S’il faut adapter pour réussir l’inclusion et l’intégration de la diversité, un emploi du temps modifié, une ergonomie des postes, des modes de communications renouvelés, un management de proximité plus densifié, il faut mesurer l’effet d’impact que l’on gagne en termes de qualité de service aux clients, en cohésion et entraide au sein des équipes. La performance n’est pas toujours là où on la croit et où on l’attend. Nombreuses sont les initiatives en entreprise qui montrent qu’une fois les réticences premières dépassées, le handicap, la séniorité et tous les avatars de ce qui motivent les exclusions de la vie sociale du travail de certains, la productivité est au rendez-vous.

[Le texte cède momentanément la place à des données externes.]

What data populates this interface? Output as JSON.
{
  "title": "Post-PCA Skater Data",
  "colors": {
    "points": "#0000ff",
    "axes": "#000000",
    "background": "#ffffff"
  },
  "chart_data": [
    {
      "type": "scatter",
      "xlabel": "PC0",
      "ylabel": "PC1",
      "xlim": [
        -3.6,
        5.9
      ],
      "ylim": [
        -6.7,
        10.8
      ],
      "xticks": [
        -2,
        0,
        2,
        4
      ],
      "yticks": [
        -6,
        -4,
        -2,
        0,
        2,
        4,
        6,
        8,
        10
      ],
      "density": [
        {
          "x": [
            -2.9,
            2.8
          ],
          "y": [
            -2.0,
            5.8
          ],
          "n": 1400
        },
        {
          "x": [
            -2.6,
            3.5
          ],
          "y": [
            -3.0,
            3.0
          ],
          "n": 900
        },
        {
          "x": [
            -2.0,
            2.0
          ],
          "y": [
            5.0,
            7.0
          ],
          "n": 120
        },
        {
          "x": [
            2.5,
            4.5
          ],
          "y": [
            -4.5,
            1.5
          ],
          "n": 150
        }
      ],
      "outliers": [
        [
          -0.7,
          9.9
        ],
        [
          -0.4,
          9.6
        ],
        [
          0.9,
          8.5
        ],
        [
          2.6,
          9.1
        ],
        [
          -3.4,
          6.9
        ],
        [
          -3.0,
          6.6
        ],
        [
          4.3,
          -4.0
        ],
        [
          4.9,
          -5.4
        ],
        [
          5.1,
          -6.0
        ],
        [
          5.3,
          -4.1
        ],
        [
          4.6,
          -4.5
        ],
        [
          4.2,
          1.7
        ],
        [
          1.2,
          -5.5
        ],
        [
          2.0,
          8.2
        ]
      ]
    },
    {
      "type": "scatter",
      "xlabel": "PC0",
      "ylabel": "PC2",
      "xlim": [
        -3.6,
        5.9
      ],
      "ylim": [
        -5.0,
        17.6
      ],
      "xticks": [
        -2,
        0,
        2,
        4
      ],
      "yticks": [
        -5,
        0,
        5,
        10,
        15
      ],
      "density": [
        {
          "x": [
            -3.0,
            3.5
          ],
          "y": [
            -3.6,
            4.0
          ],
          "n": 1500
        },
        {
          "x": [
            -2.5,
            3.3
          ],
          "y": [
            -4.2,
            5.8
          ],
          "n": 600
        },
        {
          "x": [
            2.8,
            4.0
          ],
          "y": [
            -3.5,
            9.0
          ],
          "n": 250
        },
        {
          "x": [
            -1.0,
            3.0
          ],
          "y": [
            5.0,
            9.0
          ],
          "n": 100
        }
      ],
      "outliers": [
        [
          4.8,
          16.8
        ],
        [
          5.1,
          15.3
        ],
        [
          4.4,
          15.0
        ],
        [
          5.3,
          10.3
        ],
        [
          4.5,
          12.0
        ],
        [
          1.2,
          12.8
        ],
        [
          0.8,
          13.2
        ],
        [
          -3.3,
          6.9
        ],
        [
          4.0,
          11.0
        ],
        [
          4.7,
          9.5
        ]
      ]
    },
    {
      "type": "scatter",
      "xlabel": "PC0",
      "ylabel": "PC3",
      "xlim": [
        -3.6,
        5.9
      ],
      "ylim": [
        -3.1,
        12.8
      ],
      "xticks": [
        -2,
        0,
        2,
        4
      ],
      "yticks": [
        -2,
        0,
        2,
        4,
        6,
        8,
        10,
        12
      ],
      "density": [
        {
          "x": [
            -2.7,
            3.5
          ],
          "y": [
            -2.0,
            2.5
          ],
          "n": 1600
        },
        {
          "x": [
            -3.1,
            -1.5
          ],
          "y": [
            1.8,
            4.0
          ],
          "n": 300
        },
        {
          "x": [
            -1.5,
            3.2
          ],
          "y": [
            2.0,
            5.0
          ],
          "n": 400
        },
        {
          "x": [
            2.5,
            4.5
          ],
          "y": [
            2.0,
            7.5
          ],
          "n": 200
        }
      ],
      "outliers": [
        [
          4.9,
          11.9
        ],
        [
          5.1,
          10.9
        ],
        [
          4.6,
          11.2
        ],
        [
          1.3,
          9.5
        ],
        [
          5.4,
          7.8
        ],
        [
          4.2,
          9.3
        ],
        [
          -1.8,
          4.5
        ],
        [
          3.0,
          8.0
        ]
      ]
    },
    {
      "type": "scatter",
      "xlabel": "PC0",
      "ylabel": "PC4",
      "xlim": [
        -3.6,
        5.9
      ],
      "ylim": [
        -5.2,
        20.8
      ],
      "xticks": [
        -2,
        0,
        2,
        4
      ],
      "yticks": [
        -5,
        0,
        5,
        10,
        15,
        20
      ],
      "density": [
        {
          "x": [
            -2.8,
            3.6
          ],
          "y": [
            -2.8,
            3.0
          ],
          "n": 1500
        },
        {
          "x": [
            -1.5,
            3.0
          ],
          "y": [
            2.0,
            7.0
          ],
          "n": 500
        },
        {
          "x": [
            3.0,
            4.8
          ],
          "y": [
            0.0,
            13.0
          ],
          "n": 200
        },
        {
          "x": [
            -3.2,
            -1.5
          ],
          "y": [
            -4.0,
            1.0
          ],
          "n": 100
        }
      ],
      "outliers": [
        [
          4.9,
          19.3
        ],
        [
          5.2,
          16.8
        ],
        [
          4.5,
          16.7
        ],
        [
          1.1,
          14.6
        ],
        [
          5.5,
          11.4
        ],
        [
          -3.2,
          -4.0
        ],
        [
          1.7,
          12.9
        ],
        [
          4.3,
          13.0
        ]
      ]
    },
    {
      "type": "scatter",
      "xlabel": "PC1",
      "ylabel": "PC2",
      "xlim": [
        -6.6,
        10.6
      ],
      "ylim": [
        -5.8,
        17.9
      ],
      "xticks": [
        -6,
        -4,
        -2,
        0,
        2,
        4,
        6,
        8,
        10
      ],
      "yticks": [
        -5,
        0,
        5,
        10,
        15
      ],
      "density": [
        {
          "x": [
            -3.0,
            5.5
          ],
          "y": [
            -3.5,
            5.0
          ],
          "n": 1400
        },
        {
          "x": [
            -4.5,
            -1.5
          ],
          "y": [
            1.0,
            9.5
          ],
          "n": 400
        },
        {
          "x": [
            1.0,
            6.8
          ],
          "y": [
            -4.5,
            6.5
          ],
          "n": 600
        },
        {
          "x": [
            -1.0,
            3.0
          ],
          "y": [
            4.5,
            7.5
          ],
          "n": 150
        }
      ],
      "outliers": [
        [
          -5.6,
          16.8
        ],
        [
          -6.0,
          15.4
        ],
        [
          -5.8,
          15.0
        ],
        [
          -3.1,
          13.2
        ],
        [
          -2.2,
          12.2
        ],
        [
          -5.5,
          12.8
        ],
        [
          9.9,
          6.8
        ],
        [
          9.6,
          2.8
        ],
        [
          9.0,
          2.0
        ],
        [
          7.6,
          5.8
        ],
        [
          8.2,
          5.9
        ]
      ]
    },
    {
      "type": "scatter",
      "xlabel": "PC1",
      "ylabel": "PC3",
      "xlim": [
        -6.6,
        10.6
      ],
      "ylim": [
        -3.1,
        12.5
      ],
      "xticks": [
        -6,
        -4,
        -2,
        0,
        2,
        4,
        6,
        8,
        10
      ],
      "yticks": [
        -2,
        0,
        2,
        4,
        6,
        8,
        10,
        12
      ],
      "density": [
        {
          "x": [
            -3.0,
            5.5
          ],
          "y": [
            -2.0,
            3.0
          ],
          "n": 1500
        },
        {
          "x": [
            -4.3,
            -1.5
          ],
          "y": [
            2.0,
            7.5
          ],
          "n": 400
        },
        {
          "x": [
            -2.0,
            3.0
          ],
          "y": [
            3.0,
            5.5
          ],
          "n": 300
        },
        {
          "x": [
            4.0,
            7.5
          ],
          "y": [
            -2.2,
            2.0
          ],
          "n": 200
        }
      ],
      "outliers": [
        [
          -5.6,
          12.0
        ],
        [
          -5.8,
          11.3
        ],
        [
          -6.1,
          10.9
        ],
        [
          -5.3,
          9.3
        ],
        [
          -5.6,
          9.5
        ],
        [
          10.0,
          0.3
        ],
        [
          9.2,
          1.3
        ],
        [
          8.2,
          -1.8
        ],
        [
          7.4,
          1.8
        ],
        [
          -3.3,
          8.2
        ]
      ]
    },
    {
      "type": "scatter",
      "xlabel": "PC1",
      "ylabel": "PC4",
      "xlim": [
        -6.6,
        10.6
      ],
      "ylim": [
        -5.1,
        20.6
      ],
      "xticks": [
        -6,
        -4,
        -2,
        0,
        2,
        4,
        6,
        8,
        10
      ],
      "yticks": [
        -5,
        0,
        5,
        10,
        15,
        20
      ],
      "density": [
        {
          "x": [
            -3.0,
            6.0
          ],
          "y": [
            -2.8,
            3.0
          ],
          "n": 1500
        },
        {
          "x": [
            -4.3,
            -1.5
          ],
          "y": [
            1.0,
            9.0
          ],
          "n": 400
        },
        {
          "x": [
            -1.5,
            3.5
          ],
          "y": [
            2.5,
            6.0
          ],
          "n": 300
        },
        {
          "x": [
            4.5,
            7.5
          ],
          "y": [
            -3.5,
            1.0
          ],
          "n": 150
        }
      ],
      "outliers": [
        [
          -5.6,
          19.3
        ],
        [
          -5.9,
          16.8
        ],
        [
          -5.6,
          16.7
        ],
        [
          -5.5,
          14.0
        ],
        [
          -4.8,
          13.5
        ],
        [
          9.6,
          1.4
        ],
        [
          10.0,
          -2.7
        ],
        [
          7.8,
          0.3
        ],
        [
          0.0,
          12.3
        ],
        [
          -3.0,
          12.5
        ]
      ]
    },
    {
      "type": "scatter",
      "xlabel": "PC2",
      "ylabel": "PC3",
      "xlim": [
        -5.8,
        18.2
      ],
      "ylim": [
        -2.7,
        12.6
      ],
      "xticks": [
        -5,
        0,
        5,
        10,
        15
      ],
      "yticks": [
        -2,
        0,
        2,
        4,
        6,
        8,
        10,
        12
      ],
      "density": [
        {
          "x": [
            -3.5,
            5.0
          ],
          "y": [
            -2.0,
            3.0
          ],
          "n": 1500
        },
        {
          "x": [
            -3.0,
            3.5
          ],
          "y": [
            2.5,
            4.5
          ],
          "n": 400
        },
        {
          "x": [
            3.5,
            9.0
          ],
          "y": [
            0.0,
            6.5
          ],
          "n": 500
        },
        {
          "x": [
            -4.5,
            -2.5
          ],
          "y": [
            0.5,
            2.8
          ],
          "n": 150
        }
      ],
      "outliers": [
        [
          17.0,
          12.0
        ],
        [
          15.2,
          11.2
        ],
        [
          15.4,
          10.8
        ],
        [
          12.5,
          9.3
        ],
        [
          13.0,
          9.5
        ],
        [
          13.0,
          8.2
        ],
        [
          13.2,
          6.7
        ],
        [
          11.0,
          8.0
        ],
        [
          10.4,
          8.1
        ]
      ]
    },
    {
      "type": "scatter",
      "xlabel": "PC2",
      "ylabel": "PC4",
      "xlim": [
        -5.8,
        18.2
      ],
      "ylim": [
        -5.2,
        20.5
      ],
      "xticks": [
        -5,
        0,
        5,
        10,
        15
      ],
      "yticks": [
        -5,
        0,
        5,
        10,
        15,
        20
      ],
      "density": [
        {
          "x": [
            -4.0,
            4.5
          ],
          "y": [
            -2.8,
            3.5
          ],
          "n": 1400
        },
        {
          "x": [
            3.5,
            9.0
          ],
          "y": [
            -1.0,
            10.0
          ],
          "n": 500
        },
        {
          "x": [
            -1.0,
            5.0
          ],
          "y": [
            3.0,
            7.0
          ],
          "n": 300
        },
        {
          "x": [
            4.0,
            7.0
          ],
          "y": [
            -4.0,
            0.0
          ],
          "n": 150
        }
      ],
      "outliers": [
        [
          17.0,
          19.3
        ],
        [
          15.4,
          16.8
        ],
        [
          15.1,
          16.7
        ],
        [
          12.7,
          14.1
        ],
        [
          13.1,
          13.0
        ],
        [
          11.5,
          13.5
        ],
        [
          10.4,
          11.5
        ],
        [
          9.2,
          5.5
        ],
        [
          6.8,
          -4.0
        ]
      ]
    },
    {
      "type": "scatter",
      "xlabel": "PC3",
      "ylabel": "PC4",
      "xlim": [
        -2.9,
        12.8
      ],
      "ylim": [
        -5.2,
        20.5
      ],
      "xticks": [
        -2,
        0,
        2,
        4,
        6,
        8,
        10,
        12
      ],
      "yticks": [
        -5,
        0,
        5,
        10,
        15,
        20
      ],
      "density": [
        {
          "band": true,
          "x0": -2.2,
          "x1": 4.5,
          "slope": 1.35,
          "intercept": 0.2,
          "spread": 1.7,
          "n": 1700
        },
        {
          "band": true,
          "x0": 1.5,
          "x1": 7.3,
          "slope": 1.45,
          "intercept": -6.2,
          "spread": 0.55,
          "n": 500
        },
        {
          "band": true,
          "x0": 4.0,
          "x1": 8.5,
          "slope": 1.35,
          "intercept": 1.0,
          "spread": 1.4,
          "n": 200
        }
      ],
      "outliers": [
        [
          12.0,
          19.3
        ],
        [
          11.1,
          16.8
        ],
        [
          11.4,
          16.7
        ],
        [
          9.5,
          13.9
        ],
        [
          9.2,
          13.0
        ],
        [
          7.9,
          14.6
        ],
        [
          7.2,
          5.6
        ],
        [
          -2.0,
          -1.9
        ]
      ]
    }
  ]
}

A exclure, nous découvrons que c’est nous que nous excluons et que nous perdons une partie de ce qui fait la performance humaine et sociale du travail.

L’ambition d’une société inclusive est un défi aux préjugés. Ceux et celles qui sont exclus du marché du travail mènent un combat de titan. Et en la matière, les exclusions ont toujours un effet cumulatif et de double peine. Non seulement, il faut vivre avec sa différence dans un combat et un effort de tous les jours, mais il faut surtout lutter contre des systèmes qui ne vous ont pas prévus, contre la codification qui empêche, contre des personnes qui ne vous veulent pas, contre la mésestime qui guette. A entendre les parcours, les histoires se ressemblent toutes. L’exclusion tient moins à sa difficulté, son handicap, qu’aux réticences et obstacles des « bien-portants ».  Il est significatif aussi que l’intégration et l’inclusion réussies passent très souvent par la volonté décidée et farouche d’un dirigeant qui saura mettre tout le poids de son pouvoir pour impulser dans son entreprise cette ouverture et lever les freins pour oser l’autre.  Oser non pas « le petit truc en moins », mais « le petit truc en plus ». C’est bien là le défi. Voir et oser la compétence du différent et croire que c’est une chance pour l’entreprise, les équipes et pour chacun.

Marc Grassin
Directeur et co-fondateur de l’Institut Vaugirard Humanités et Management.